Pinezanita, which provides RV and tent sites and cottage rentals, was without phone or electricity service today (Oct. 31), but utilities were expected to be restored within a week or two, Stanley said. “Until we have those services,” she said, “we will remain closed.”
Autumn is typically one of the busiest times of year for Julian, a popular retreat at an altitude of 4,200-feet that is revered as much for its sumptious apple pies as it is for its quaint antique shops and gold-mining history. But the 272,318-acre Cedar fire, the largest single wildfire in the state’s history, has severely damaged the tourism business that normally thrives this time of year.
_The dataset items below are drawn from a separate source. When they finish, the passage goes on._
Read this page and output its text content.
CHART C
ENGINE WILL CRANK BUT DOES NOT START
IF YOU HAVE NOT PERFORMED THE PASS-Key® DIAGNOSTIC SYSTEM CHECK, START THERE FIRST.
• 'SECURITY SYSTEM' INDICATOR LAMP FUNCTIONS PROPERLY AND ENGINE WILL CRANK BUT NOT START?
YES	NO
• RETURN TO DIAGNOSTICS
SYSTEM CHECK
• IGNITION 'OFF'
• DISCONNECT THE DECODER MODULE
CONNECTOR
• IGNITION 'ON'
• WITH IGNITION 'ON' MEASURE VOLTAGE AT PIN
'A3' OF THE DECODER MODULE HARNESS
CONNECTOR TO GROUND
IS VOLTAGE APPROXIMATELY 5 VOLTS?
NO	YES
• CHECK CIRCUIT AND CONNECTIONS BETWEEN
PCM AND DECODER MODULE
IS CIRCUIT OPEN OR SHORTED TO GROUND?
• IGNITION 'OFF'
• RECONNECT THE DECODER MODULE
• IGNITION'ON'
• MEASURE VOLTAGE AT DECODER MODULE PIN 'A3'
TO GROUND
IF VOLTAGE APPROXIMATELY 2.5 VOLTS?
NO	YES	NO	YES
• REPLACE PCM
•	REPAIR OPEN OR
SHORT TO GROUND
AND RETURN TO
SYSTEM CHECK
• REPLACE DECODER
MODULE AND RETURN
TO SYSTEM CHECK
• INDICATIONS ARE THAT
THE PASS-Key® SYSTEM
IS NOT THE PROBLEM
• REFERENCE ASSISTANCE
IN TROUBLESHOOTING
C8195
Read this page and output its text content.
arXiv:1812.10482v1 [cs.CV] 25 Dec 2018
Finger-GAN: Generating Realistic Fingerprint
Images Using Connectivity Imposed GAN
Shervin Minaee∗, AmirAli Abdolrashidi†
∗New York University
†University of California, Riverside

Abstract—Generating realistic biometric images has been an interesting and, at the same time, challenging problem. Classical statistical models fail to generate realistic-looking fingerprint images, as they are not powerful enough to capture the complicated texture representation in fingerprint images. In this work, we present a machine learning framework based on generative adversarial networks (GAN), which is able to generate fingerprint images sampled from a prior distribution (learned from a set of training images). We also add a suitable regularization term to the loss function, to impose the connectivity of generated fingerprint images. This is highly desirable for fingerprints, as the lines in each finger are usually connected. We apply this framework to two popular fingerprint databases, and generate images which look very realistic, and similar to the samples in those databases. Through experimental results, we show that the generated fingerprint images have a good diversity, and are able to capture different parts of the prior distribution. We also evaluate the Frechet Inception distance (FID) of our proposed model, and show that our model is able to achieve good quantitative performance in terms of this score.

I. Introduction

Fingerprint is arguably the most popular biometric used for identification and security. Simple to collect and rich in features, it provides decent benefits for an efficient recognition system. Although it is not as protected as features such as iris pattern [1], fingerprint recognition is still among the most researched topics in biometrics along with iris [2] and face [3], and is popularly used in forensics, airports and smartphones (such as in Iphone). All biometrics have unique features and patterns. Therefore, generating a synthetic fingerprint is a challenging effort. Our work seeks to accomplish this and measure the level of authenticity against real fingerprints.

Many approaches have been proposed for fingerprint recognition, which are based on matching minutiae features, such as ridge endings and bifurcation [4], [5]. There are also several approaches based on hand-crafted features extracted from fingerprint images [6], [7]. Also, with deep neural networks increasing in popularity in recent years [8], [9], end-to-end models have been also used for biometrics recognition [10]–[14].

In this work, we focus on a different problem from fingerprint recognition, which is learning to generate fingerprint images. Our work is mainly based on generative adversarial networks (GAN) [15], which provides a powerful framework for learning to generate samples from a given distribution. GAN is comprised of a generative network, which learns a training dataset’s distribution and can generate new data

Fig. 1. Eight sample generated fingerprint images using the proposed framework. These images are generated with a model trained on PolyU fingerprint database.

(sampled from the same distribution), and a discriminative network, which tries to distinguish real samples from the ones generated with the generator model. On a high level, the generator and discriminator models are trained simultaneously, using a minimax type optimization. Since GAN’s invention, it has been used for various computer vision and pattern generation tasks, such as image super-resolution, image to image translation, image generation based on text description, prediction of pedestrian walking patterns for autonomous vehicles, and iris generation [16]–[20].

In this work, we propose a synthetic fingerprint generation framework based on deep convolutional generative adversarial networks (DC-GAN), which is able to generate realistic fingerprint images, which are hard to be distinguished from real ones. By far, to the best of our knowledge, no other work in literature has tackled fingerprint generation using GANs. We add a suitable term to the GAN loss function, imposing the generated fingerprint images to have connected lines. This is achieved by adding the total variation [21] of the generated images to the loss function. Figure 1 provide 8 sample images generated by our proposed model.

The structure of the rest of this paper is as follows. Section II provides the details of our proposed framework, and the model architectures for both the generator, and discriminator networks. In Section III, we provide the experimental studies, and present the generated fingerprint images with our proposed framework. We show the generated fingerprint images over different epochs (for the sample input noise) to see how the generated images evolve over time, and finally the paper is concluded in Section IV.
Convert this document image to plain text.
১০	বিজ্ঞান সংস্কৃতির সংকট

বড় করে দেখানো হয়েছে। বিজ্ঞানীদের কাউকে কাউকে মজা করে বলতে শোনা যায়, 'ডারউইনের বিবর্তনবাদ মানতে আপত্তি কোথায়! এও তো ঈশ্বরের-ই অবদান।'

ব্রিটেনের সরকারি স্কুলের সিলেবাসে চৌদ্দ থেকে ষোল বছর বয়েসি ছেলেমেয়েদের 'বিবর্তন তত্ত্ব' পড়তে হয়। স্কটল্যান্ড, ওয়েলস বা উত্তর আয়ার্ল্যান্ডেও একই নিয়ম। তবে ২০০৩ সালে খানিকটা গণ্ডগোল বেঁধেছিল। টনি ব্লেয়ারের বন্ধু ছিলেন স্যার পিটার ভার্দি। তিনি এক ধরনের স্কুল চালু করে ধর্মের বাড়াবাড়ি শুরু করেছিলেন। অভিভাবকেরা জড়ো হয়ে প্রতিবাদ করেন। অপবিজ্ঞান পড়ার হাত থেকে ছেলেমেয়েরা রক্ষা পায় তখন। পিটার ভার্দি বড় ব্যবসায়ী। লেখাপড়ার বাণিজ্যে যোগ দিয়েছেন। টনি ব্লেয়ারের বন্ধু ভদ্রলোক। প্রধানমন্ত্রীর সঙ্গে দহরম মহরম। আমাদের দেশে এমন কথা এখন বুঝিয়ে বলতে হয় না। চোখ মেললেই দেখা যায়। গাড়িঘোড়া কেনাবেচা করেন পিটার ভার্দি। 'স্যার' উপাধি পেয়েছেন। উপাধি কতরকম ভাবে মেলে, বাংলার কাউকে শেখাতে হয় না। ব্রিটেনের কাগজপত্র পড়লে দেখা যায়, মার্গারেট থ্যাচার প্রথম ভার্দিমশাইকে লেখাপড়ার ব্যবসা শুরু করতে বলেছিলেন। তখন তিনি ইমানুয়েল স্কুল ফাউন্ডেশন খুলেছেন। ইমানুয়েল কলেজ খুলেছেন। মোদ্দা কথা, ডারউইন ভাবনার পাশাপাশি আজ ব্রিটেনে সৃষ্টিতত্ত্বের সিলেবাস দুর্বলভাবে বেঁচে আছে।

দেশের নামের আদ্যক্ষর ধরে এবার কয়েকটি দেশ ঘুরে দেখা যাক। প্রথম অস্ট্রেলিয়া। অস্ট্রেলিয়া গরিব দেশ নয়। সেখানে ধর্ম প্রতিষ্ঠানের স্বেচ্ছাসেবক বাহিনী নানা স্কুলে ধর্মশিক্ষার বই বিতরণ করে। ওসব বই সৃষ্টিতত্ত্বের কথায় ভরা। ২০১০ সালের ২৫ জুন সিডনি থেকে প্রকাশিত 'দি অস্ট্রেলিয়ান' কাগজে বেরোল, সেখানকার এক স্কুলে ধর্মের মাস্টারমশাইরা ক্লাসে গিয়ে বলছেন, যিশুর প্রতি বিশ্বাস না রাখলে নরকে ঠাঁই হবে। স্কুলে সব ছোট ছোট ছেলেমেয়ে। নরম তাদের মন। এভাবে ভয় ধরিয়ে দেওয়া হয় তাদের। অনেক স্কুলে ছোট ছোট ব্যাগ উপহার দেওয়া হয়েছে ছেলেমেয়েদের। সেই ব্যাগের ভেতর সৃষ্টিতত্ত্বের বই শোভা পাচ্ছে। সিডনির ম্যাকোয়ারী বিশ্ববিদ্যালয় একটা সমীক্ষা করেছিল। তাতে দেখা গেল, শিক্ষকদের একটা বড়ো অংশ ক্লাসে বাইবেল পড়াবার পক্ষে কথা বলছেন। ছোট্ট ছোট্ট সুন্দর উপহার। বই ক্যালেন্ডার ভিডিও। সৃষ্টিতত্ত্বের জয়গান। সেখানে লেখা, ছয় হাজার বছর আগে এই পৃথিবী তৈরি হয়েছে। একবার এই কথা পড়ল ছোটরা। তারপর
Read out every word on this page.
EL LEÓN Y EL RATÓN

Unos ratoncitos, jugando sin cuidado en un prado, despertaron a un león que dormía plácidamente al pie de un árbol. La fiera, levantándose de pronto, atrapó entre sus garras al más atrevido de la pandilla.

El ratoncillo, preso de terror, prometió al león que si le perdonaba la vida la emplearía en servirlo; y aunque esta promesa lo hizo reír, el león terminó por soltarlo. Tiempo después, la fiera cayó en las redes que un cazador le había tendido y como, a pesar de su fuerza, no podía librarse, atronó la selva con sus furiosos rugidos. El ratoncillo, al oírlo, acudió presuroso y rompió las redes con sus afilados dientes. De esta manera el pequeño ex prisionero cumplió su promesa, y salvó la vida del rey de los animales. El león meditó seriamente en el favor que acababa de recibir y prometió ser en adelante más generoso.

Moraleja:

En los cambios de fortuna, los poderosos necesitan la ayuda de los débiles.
The fire was continuing to burn in an eastwardly direction away from Julian toward Mount Laguna this morning, according the San Diego Union-Tribune.
Stanley and other mountain residents, meanwhile, were breathing a sigh of relief as fire crews, buoyed by high humidity and occasional showers, fought to contain a series of wildfires in mountain communities across Southern California. The latest news reports this morning indicated that Big Bear Lake was the only mountain resort community that still faced a significant fire threat..
Damage from this week’s wildfires has been significant, with nearly 750,000 acres consumed, an area larger than the state of Rhode Island, and at least 2,612 homes destroyed, with total losses exceeding $2 billion.
And while firefighters appeared to be making progress in their efforts to contain the blazes, memories of the fast-moving fires remained fresh in the minds of campground operators and other business owners.
“The fire was just across the freeway from us,” said Tweet Brumaghim, park manager for the 179-space Circle RV Ranch in El Cajon, 22 miles east of downtown San Diego. Circle RV served as a temporary shelter for about 40 RV-owning homeowners who fled the fires elsewhere in San Diego County.
“We watched and prayed and readied the fire hoses that one of our extended stays (a camper) got from his work,” she said. “We turned on all the sprinklers and saturated our banks and waited. We went door to door twice, once to alert everyone of the potential danger and the last time to assess the situation and to leave.”
Brumaghim said voluntary evacuations took place at the park beginning at 1 a.m. Monday, with more than half of her guests opting to leave the area. Some of the guests returned Tuesday and Wednesday, while others chose to head back home in their RVs to check on their residences. “Many will live on their properties until rebuilding is done,“ she said, adding, “The devastation is unreal.”